Sabermetrics is a term used to identify obscure baseball statistics through objective lenses to illustrate patterns in behavior. Specifically used for in-game activates, this newly developed system generates countless pages on a single player regarding tendencies in different situations and their successes. Sabermetrics stat glossary. Traditionally the stats used to evaluate players were limited and easily calculated.
The advantage Sabermetics provides has ushered in the most competitive play in the leagues history which dates back to 1869. This has allowed teams with very small payrolls to compete with large market teams with an unlimited bankroll.
With this new competitive advantage however, the sport still holds a tight grip on old tradition. An example from the previous season would be the results of the most valuable player in the American league. Mike Trout of the Anaheim Angels led every important category tabulated by Sabremetrics and was widely regarded as the best in baseball as a result. However Miguel Cabrera became the first player since 1967 to win the triple crown (led the league in Batting Average, Home Runs, and Runs Batted in). Despite Trout’s dominance, the MVP went to Cabrera due to his dominance of traditional stats.
So what’s the point? From a business perspective, owners can better maximize the value of their payroll. A team can be competitive in the league by investing in certain players that have a high WARP for cheap rather than signing a superstar most teams cannot afford to tender. The result is better completion on the field while resulting in more profit for the organizations.
So what does any of this have to do with the business of law? The legal industry is one of the world’s oldest professions with very little change over the course of human history. Only in recent years have law firms been forced to see things from a different perspective. Some of these changes have been due to the rapid rate of innovation in technology while other have been forced due to a stale economy.
The most significant change has come in the form of Alternative fee arrangements (AFAs). While the AFA is not new per se, firms have never been forced to use this tool until just recently. Gone are the days when a firm can just charge standard hours and be competitive in the marketplace. In fact, 72.8% percent of fees paid to outside counsel in 2009 were based on AFAs. Firms must be creative with their billing structures to not only lure new customers but retain existing work.
What are the benefit of AFAs? The reasons that most appear are:
A big fear in the past of the implementation of AFA is the risk of the unknown. Firms do not know what will be involved (effort/hours) with each matter. With this in mind, the billable hour approach has been the most popular method of billing for law firms in the past. By shrinking the unknown risk of AFAs without compromising customer value, firms will be more apt to implement them in their firm. Firms need to be able to estimate their costs before a matter begins. If a firm estimates incorrectly, the firm will either lose money or end up losing customer business altogether. There are products on the market that help with planning matters to maximize revenue and customer satisfaction.

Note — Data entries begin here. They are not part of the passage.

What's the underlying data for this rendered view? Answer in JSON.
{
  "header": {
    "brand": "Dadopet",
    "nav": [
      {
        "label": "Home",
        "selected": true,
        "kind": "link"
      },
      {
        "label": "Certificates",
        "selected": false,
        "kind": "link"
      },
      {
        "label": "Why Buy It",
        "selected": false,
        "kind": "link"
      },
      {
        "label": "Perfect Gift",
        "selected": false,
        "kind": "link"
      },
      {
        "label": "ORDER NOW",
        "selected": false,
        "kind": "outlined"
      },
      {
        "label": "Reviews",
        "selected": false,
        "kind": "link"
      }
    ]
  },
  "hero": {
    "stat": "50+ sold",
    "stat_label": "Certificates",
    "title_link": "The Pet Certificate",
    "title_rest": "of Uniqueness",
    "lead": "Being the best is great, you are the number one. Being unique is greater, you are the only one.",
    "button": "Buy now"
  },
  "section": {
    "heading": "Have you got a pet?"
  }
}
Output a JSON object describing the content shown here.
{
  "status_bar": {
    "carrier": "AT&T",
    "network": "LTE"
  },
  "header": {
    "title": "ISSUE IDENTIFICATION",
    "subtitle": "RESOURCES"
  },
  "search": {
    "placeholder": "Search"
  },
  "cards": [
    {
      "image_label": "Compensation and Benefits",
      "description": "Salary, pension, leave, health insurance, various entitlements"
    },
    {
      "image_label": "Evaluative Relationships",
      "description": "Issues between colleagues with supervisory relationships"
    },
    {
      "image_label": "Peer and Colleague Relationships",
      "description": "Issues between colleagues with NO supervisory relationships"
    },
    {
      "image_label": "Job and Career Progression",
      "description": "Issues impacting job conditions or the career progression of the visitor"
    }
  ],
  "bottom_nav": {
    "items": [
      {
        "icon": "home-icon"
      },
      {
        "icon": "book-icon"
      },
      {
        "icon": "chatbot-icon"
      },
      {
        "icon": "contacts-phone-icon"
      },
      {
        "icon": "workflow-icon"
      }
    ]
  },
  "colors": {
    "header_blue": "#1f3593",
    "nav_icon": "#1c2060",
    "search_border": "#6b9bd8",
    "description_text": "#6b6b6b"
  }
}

AFAs have become a successful method if used correctly; however firms can be trapped by strategies not fully fleshed out by the marketplace. Among the plethora of other strategies out there are thoughts on either uniform or custom task based billing. While it would seem in theory that this could benefit firm and client, are there any firms out there that actually bill based on phase and task at the litigation level? Also, have firms found that clients find this type of data trustworthy? Perhaps it is the case that tracking by phase and task is the exception rather than the rule after initial role out.
Knowing when to employ which strategy is of the utmost importance. Not every client is interested in AFAs and may prefer a standard hour approach of even contingent work. Just like implementing Sabermetics in baseball, teams need to know which stats to value over other in certain situations. The blending of traditional methods along with new approaches and new technologies in the form of billing and planning software will truly maximize client satisfaction and profitability.